Speaking on behalf of the Subregional Coordinator for Southern Africa, Patrice Talla, at the opening ceremony, FAO Representative for South Africa, Babagana Ahmadu said, “FAO and its counterparts in the One Health Quadripartite, WHO, WOAH and the United Nations Environment Programme (UNEP), will work together to ensure that policies to support One Health were in place.”

“FAO prioritizes One Health at global and regional level. It is one of the 20 Priority Programme Areas in FAO’s New Strategic Framework (2022 to 2031). Within Southern Africa, FAO has prioritized one health as one of its three flagship programmes,” he said.

“My appreciation also goes to our fellow members of the Quadripartite, the WHO, WOAH and UNEP and other partners for accompanying us on this task. We count on you for stronger collaboration in validating and changing this draft into an actionable programme. FAO is committed to working with all of you in mobilizing resources for the implementation of this programme once it is validated,” added Babagana Ahmadu.

The WOAH Representative for Southern Africa Dr Moetapele Letshwenyo said operationalization of SAPOH would be a game changer in mitigating the risk posed by zoonotic diseases. He added that, “Worldwide, 60 per cent of infectious diseases affecting humans have their origins in animals, with nearly 75 per cent of animal diseases being transmissible to humans. The increasing interactions between humans and animals within the environment and numerous factors is exacerbating the emergence, re-emergence and spread of infectious diseases, necessitates a multi-sectoral and multidisciplinary approach”.

According to the SADC Programme Officer for Livestock, Dr Gaolathe Thobokwe, SAPOH will inform the design of future country and partner programmes to address the next pandemic in Southern Africa.

“The necessity of the OH approach in SADC is very obvious, currently, we are dealing with COVID-19 and we know consequences. In the recent past we have had Ebola; we have also had disease like rift valley fever and anthrax. It shows the need to work together whether it be animal health, public health, plant health, wildlife, environmental or climate services,” he said.
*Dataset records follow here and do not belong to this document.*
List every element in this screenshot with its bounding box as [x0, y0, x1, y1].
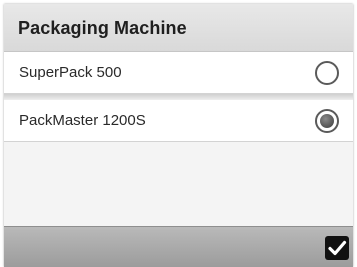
option-label: SuperPack 500	[19, 64, 122, 81]
option-label: PackMaster 1200S	[19, 112, 146, 129]
dialog-title: Packaging Machine	[18, 18, 187, 38]
confirm-button[interactable]	[325, 236, 349, 260]
radio-button-unselected[interactable]	[315, 61, 339, 85]
dialog-header: Packaging Machine	[4, 4, 353, 52]
radio-dot	[320, 114, 334, 128]
option-row-superpack-500[interactable]: SuperPack 500	[4, 52, 353, 94]
list-empty-space	[4, 142, 353, 226]
dialog-footer	[4, 226, 353, 267]
check-icon	[328, 240, 347, 256]
option-row-packmaster-1200s[interactable]: PackMaster 1200S	[4, 100, 353, 142]
option-list: SuperPack 500 PackMaster 1200S	[4, 52, 353, 226]
radio-button-selected[interactable]	[315, 109, 339, 133]
dialog: Packaging Machine SuperPack 500 PackMast…	[4, 4, 353, 267]
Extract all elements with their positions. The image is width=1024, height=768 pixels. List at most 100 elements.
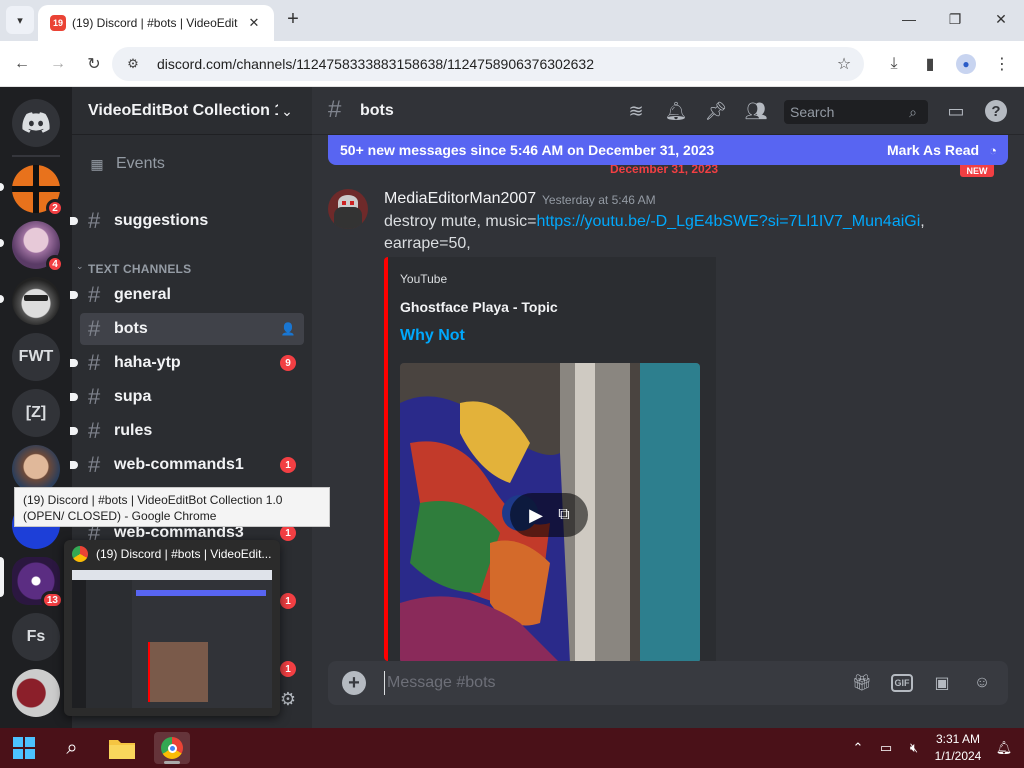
channel-name: suggestions <box>114 212 209 229</box>
mention-badge: 1 <box>280 661 296 677</box>
hash-icon: # <box>88 316 101 341</box>
new-tab-plus-icon[interactable]: + <box>282 8 304 30</box>
chrome-taskbar-icon[interactable] <box>154 732 190 764</box>
taskbar-clock[interactable]: 3:31 AM 1/1/2024 <box>926 731 990 765</box>
search-icon: ⌕ <box>909 103 917 120</box>
chat-area: # bots ≋ 🔔︎ 📌︎ 👥︎ Search ⌕ ▭ ? December … <box>312 87 1024 728</box>
channel-suggestions[interactable]: # suggestions <box>70 205 304 237</box>
preview-thumbnail[interactable] <box>72 570 272 708</box>
unread-pill <box>0 295 4 303</box>
guild-header[interactable]: VideoEditBot Collection 1.0 ⌄ <box>72 87 312 135</box>
rail-divider <box>12 155 60 157</box>
server-rail: 2 4 FWT [Z] 13 Fs <box>0 87 72 728</box>
browser-tab-active[interactable]: 19 (19) Discord | #bots | VideoEdit ✕ <box>38 5 274 41</box>
mention-badge: 1 <box>280 457 296 473</box>
address-bar[interactable]: ⚙ discord.com/channels/11247583338831586… <box>112 47 864 81</box>
discord-home-icon[interactable] <box>12 99 60 147</box>
server-icon-7[interactable] <box>12 445 60 493</box>
mention-badge: 1 <box>280 525 296 541</box>
add-attachment-icon[interactable]: + <box>342 671 366 695</box>
gift-icon[interactable]: 🎁︎ <box>850 671 874 695</box>
channel-web-commands1[interactable]: # web-commands1 1 <box>70 449 304 481</box>
embed-author[interactable]: Ghostface Playa - Topic <box>400 298 558 316</box>
message-input[interactable] <box>384 671 824 695</box>
server-label: FWT <box>18 348 54 365</box>
category-label: TEXT CHANNELS <box>88 262 192 276</box>
server-icon-z[interactable]: [Z] <box>12 389 60 437</box>
sticker-icon[interactable]: ▣ <box>930 671 954 695</box>
server-icon-1[interactable]: 2 <box>12 165 64 217</box>
emoji-icon[interactable]: ☺ <box>970 671 994 695</box>
search-input[interactable]: Search ⌕ <box>784 100 928 124</box>
mark-read-icon[interactable]: ◔ <box>984 141 1002 159</box>
url-text: discord.com/channels/1124758333883158638… <box>157 56 594 72</box>
back-arrow-icon[interactable]: ← <box>10 52 34 76</box>
profile-avatar-icon[interactable]: ● <box>954 52 978 76</box>
gif-icon[interactable]: GIF <box>891 674 913 692</box>
message-link[interactable]: https://youtu.be/-D_LgE4bSWE?si=7Ll1IV7_… <box>537 213 921 230</box>
server-icon-2[interactable]: 4 <box>12 221 64 273</box>
inbox-icon[interactable]: ▭ <box>944 99 968 123</box>
video-thumbnail[interactable]: ▶ ⧉ <box>400 363 700 661</box>
channel-haha-ytp[interactable]: # haha-ytp 9 <box>70 347 304 379</box>
category-text-channels[interactable]: ⌄ TEXT CHANNELS <box>76 259 296 279</box>
open-external-icon[interactable]: ⧉ <box>552 503 576 527</box>
chrome-icon <box>72 546 88 562</box>
add-user-icon[interactable]: 👤 <box>280 321 296 337</box>
new-messages-text: 50+ new messages since 5:46 AM on Decemb… <box>340 142 715 158</box>
notification-bell-icon[interactable]: 🔔︎ <box>664 99 688 123</box>
chevron-down-icon[interactable]: ⌄ <box>278 101 296 121</box>
network-icon[interactable]: ▭ <box>876 738 896 758</box>
volume-muted-icon[interactable]: 🔇︎ <box>904 738 924 758</box>
browser-menu-icon[interactable]: ⋮ <box>990 52 1014 76</box>
browser-tab-strip: ▾ 19 (19) Discord | #bots | VideoEdit ✕ … <box>0 0 1024 41</box>
windows-start-icon[interactable] <box>6 732 42 764</box>
forward-arrow-icon[interactable]: → <box>46 52 70 76</box>
author-avatar[interactable] <box>328 189 368 229</box>
channel-bots[interactable]: # bots 👤 <box>80 313 304 345</box>
message-timestamp: Yesterday at 5:46 AM <box>542 193 656 207</box>
embed-provider[interactable]: YouTube <box>400 271 447 287</box>
server-icon-fwt[interactable]: FWT <box>12 333 60 381</box>
unread-dot <box>70 217 78 225</box>
member-list-icon[interactable]: 👥︎ <box>744 99 768 123</box>
downloads-icon[interactable]: ⤓ <box>882 52 906 76</box>
play-icon[interactable]: ▶ <box>524 503 548 527</box>
channel-title: bots <box>360 102 394 119</box>
threads-icon[interactable]: ≋ <box>624 99 648 123</box>
help-icon[interactable]: ? <box>984 99 1008 123</box>
channel-supa[interactable]: # supa <box>70 381 304 413</box>
mark-as-read-button[interactable]: Mark As Read <box>887 142 979 158</box>
channel-rules[interactable]: # rules <box>70 415 304 447</box>
message-author[interactable]: MediaEditorMan2007 <box>384 189 536 209</box>
chat-header: # bots ≋ 🔔︎ 📌︎ 👥︎ Search ⌕ ▭ ? <box>312 87 1024 135</box>
tab-search-chevron-icon[interactable]: ▾ <box>6 6 34 34</box>
user-avatar[interactable] <box>12 669 60 717</box>
new-messages-pill: NEW <box>960 165 994 177</box>
file-explorer-icon[interactable] <box>104 732 140 764</box>
browser-toolbar: ← → ↻ ⚙ discord.com/channels/11247583338… <box>0 41 1024 87</box>
bookmark-star-icon[interactable]: ☆ <box>834 54 854 74</box>
window-restore-icon[interactable]: ❐ <box>940 8 970 30</box>
site-info-icon[interactable]: ⚙ <box>124 55 142 73</box>
embed-title[interactable]: Why Not <box>400 326 465 346</box>
search-icon[interactable]: ⌕ <box>54 732 90 764</box>
channel-general[interactable]: # general <box>70 279 304 311</box>
unread-dot <box>70 393 78 401</box>
taskbar-window-preview[interactable]: (19) Discord | #bots | VideoEdit... <box>64 540 280 716</box>
server-label: Fs <box>26 628 46 645</box>
reload-icon[interactable]: ↻ <box>82 52 106 76</box>
server-icon-fs[interactable]: Fs <box>12 613 60 661</box>
window-close-icon[interactable]: ✕ <box>986 8 1016 30</box>
message-composer: + 🎁︎ GIF ▣ ☺ <box>328 661 1008 705</box>
new-messages-bar[interactable]: 50+ new messages since 5:46 AM on Decemb… <box>328 135 1008 165</box>
pin-icon[interactable]: 📌︎ <box>704 99 728 123</box>
notification-bell-icon[interactable]: 🔔︎ <box>994 738 1014 758</box>
server-icon-videoeditbot[interactable]: 13 <box>12 557 64 609</box>
events-item[interactable]: ▦ Events <box>80 149 304 179</box>
tab-close-icon[interactable]: ✕ <box>244 13 264 33</box>
server-icon-3[interactable] <box>12 277 60 325</box>
window-minimize-icon[interactable]: — <box>894 8 924 30</box>
tray-chevron-up-icon[interactable]: ⌃ <box>848 738 868 758</box>
side-panel-icon[interactable]: ▮ <box>918 52 942 76</box>
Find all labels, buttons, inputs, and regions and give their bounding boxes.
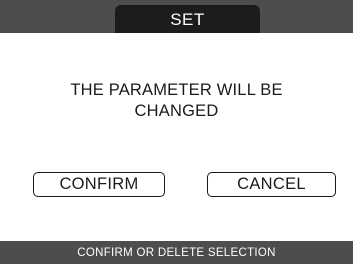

The WHO Africa Regional Team Leader for Antimicrobial Resistance (AMR), Dr Ali Yahya, pointed out that communication, resource mobilization, monitoring and evaluation were essential components of the OH Programme as they enhanced accountability and learning to determine the best practices. “We might need to ensure strong energy not only to validate the document but also to support its implementation, monitoring, and documentation for further visibility to facilitate resource mobilization as well as ownership of the programme by countries,” he said.

At the end of the workshop stakeholders called for innovations from all the actors and pointed out that the successful implementation of One Health heavily relies on using locally available resources, citizen engagement, use of traditional knowledge systems and capacity building.